Question

A box has 5 blue and 4 red balls. One ball is drawn at random and not replaced. Its colour is also not noted. Then another ball is drawn at random. What is the probability of second ball being blue?

Answer 1

Toolbox:

Let\(E_1\)=1 ball drawn is Blue B

\(E_2\)=1 ball drawn is Red R

A=2ball drawn

P(A)=P\((E_1\) )P\((A/E_1\))+P\((E_2\))P\((A/E_2\))

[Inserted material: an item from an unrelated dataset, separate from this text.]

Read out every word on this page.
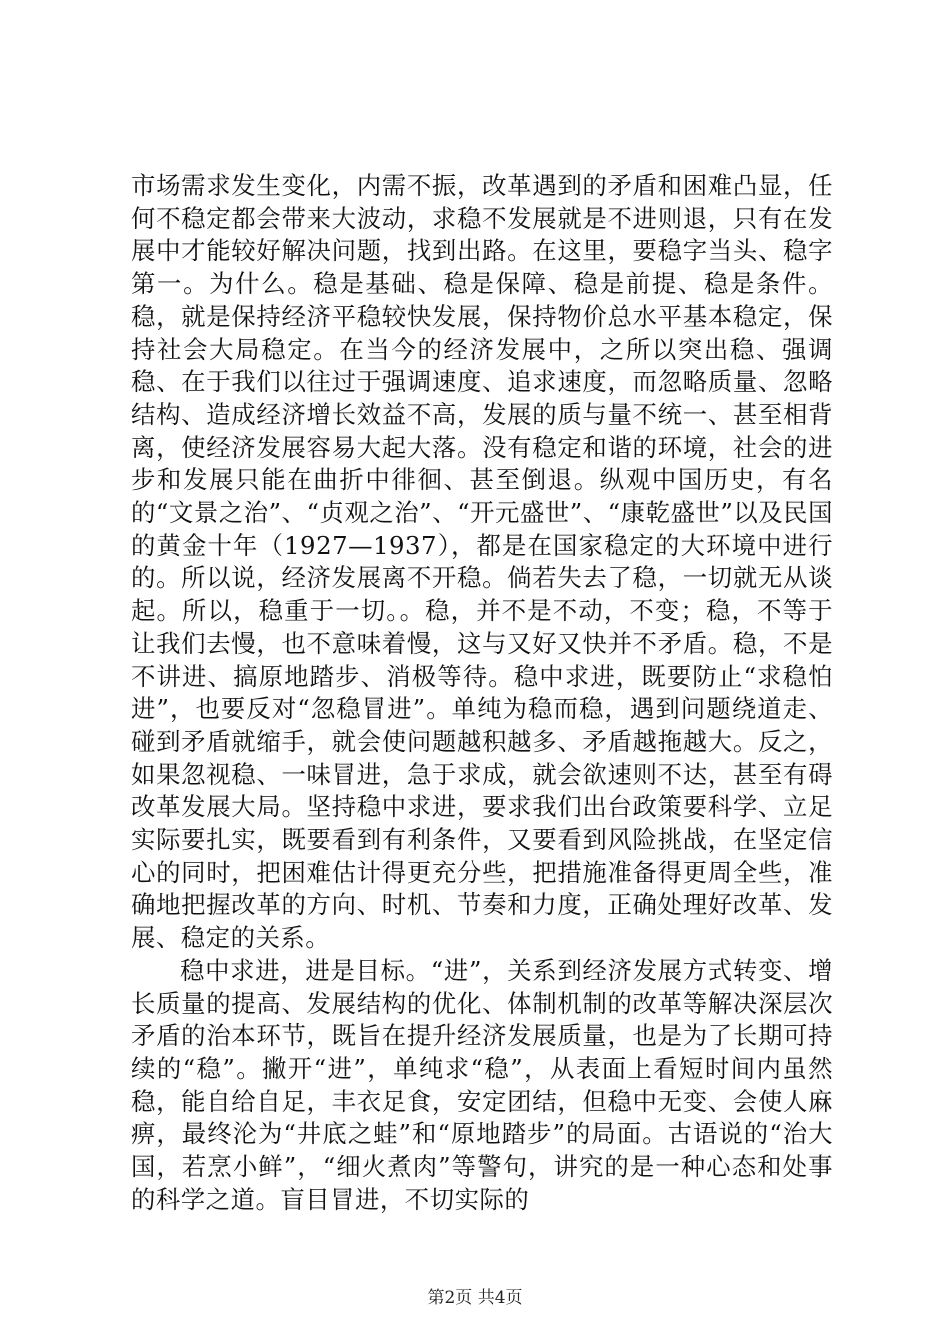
市场需求发生变化，内需不振，改革遇到的矛盾和困难凸显，任何不稳定都会带来大波动，求稳不发展就是不进则退，只有在发展中才能较好解决问题，找到出路。在这里，要稳字当头、稳字第一。为什么。稳是基础、稳是保障、稳是前提、稳是条件。稳，就是保持经济平稳较快发展，保持物价总水平基本稳定，保持社会大局稳定。在当今的经济发展中，之所以突出稳、强调稳、在于我们以往过于强调速度、追求速度，而忽略质量、忽略结构、造成经济增长效益不高，发展的质与量不统一、甚至相背离，使经济发展容易大起大落。没有稳定和谐的环境，社会的进步和发展只能在曲折中徘徊、甚至倒退。纵观中国历史，有名的“文景之治”、“贞观之治”、“开元盛世”、“康乾盛世”以及民国的黄金十年（1927—1937），都是在国家稳定的大环境中进行的。所以说，经济发展离不开稳。倘若失去了稳，一切就无从谈起。所以，稳重于一切。。稳，并不是不动，不变；稳，不等于让我们去慢，也不意味着慢，这与又好又快并不矛盾。稳，不是不讲进、搞原地踏步、消极等待。稳中求进，既要防止“求稳怕进”，也要反对“忽稳冒进”。单纯为稳而稳，遇到问题绕道走、碰到矛盾就缩手，就会使问题越积越多、矛盾越拖越大。反之，如果忽视稳、一味冒进，急于求成，就会欲速则不达，甚至有碍改革发展大局。坚持稳中求进，要求我们出台政策要科学、立足实际要扎实，既要看到有利条件，又要看到风险挑战，在坚定信心的同时，把困难估计得更充分些，把措施准备得更周全些，准确地把握改革的方向、时机、节奏和力度，正确处理好改革、发展、稳定的关系。

稳中求进，进是目标。“进”，关系到经济发展方式转变、增长质量的提高、发展结构的优化、体制机制的改革等解决深层次矛盾的治本环节，既旨在提升经济发展质量，也是为了长期可持续的“稳”。撇开“进”，单纯求“稳”，从表面上看短时间内虽然稳，能自给自足，丰衣足食，安定团结，但稳中无变、会使人麻痹，最终沦为“井底之蛙”和“原地踏步”的局面。古语说的“治大国，若烹小鲜”，“细火煮肉”等警句，讲究的是一种心态和处事的科学之道。盲目冒进，不切实际的

第2页 共4页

P\((E_1\))=P(1ball drawn is B)

=\(\large\frac{5}{9}\)

P\((E_2\))=P(1ball drawn is R)

=\(\large\frac{4}{9}\)

P\((A/E_1\))=P(2nd ball drawn is blue given 1st ball dawn is blue)

=\(\large\frac{4}{8}\)

P\((A/E_2\))=P(2nd ball drawn is blue given 1st ball drawn is red)

=\(\large\frac{5}{8}\)

P(A)=\(\large\frac{5}{9}\times\)\(\large\frac{4}{8}\)+\(\large\frac{4}{8}\times\)\(\large\frac{5}{8}\)

Answer 2

Probability =5/9*4/8+4/9*5/8=40/72=5/9